And they celebrated the way the Chinese always celebrate. Grandly. Here are some observations I made from the parade and fireworks show:
  • I find it oddly creepy when a nation (any nation) parades it’s military armory through a city. China proudly displayed a good chunk of their arsenal in the first half of the parade. In addition to making an awfully boring procession unless you’re a 8-year-old boy (Look! Another Tank!), it seemed provocative. But it had its desired effect of inspiring patriotic feelings, which brings me to observation number 2.
  • Several of our friends cried through the parade. I’m not sure if it is just because I’ve never gotten into the “intense patriotic fervor” mentioned above, but I don’t think I’ve ever cried at a parade. (One time when I was a girl and at a family reunion, I did get a bit choked up when my cousin and I sang God Bless the USA, but I was like 10 years old and it was before I really understood that God blesses many countries and that I should only have one allegiance.) When we asked what made them cry, I totally expected that they’d talk about the sweet little kids singing patriotic songs and saying, “I love my Mom. I love China.” (seriously.) But it wasn’t. They started tearing up when President Hu drove out on the street in his car. That surprised me because he looked so very solemn and a little bored. Unlike the US Presidents, Chinese Presidents don’t wave or smile at the crowd. It is un-Presidential here. Unless a Chinese President finds himself in a situation as described in observation number 3.
  • The TV cameras loved the Party (hah. hah. ok – lame joke) at the top of the Forbidden City. They had all the dignitaries (i.e. mostly high-ranking Party leaders) seated in a special area right above the giant Mao portrait at the entrance of the Forbidden City. The parade went by right below them, and the cameras kept going to them to see their reaction to the spectacle. In my opinion, it didn’t look like they could have enjoyed it less. Well, that is until a certain brigade marched by.

    When this group of fine looking damsels smartly marched by, the camera panned up to Hu, and this time instead of seeing a dour face, we found the President smiling wildly and waving at the girls. I know I’m not the only one who noticed this. Everyone in our viewing party started cracking up. It was the only time we saw him smile the whole day. (Picture from the NYT.)

  • China has a lot of people. I mean seriously. There were over a 100,000 civilians who participated in the parade. And, I’ve never seen any group of people so absolutely in-sync. They said that soldiers practiced for 10 hours a day for the last year to perfect certain parts of the procession.

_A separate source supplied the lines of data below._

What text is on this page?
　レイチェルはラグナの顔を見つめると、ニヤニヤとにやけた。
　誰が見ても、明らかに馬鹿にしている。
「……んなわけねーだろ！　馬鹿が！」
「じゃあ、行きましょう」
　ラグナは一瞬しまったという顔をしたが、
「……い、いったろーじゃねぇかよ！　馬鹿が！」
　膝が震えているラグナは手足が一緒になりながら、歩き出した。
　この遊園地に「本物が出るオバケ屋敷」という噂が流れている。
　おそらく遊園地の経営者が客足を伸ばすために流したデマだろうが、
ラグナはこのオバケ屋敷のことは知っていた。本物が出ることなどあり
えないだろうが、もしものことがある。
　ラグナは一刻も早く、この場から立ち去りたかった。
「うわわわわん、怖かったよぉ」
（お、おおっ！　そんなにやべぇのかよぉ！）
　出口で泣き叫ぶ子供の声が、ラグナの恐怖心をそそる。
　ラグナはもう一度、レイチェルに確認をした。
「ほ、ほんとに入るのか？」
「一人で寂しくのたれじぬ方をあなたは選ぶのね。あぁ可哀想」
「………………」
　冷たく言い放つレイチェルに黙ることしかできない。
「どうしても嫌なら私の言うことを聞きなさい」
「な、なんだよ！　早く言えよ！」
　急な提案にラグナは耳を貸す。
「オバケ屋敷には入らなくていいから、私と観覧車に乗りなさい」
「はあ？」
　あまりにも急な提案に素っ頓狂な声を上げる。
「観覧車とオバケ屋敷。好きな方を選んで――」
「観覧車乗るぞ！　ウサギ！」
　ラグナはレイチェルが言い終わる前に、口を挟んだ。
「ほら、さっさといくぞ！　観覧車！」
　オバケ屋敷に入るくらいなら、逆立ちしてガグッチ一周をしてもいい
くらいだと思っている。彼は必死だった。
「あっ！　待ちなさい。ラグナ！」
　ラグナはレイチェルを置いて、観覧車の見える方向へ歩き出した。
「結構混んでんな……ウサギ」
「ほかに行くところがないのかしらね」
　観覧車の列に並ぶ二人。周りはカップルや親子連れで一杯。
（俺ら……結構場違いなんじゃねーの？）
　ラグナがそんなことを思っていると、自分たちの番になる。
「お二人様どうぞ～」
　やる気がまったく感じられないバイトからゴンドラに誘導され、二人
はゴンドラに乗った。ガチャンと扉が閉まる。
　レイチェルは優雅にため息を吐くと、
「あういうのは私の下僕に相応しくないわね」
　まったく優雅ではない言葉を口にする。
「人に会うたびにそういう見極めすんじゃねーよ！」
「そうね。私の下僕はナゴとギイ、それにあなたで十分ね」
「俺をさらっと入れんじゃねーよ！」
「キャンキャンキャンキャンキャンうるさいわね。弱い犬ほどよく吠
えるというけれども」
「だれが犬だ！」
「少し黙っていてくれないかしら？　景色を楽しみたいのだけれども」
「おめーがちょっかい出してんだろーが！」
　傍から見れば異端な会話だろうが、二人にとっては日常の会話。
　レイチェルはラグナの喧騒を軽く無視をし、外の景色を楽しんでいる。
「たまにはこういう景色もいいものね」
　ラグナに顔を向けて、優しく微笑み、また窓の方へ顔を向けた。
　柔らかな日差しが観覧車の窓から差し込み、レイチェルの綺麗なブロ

Jacob heard they practiced the parade 3,000 times. Can you imagine? We Americans would have had a dry-run the day before and called it good. But we also wouldn’t have been so absolutely in-sync (they were like robots!). But we also wouldn’t have been mind-numbingly bored from practicing walking for a fairly significant chunk of our life. I guess it could go either way. They are committed; I’ll give them that.
  • China knows how to do fireworks. It should, given their invention of them and all. Their fireworks show is like the best-show-I’ve-seen-in-the-states’ finale. But then it lasts for 3 hours. It does impress me, but then I look at my window and see a village full of people who don’t have indoor plumbing, and I wonder if fireworks are really that important? My dad always likened it to burning money.
  • In America we like to say “God Bless America.” In China, they like to say “I love China.” They sing songs with that in it. They have banners with that on it. It is everywhere. Oh, and our driver tonight greeted us with “Happy Birthday!” I was a little confused until I figured out that this must be like saying “Merry Christmas!” So, “Happy Birthday Zhonggua!”
  • The announcers on TV had an interesting “spin” on some of the aspects of the parade. For example, the float dedicated to a certain wayward western province was a “celebration of the unity of the people in the region.” I’m not sure what rock they thought we were hiding under, but really? Unity? Does anyone buy that? One should note that the announcers are all employees of the state-controlled media. Makes one appreciate freedom of speech. (I’m feeling more patriotic already!)
I’m sure I could find more things to add to my list, but it’s almost 11 pm, and I’m tired. I do want to close on one final note. I hope my take on the party doesn’t come off as disrespectful. I love these people, and I’m thankful to be allowed to be here. It’s a privilege.
But, like I said at the beginning, it’s interesting being in the middle of someone else’s patriotism. It’s a surreal experience to see people totally embracing a country where the policies take away a lot of their freedoms. To be perfectly honest, it is frustrating at times. But, the thing that strikes me the most is how I’m sure we’re not so different. If a foreigner were sitting next to me at a parade in the states, they might find some of the things I support and believe to be incredulous as well.
So, all that to say, let’s all check our loyalties and make sure they are where they belong.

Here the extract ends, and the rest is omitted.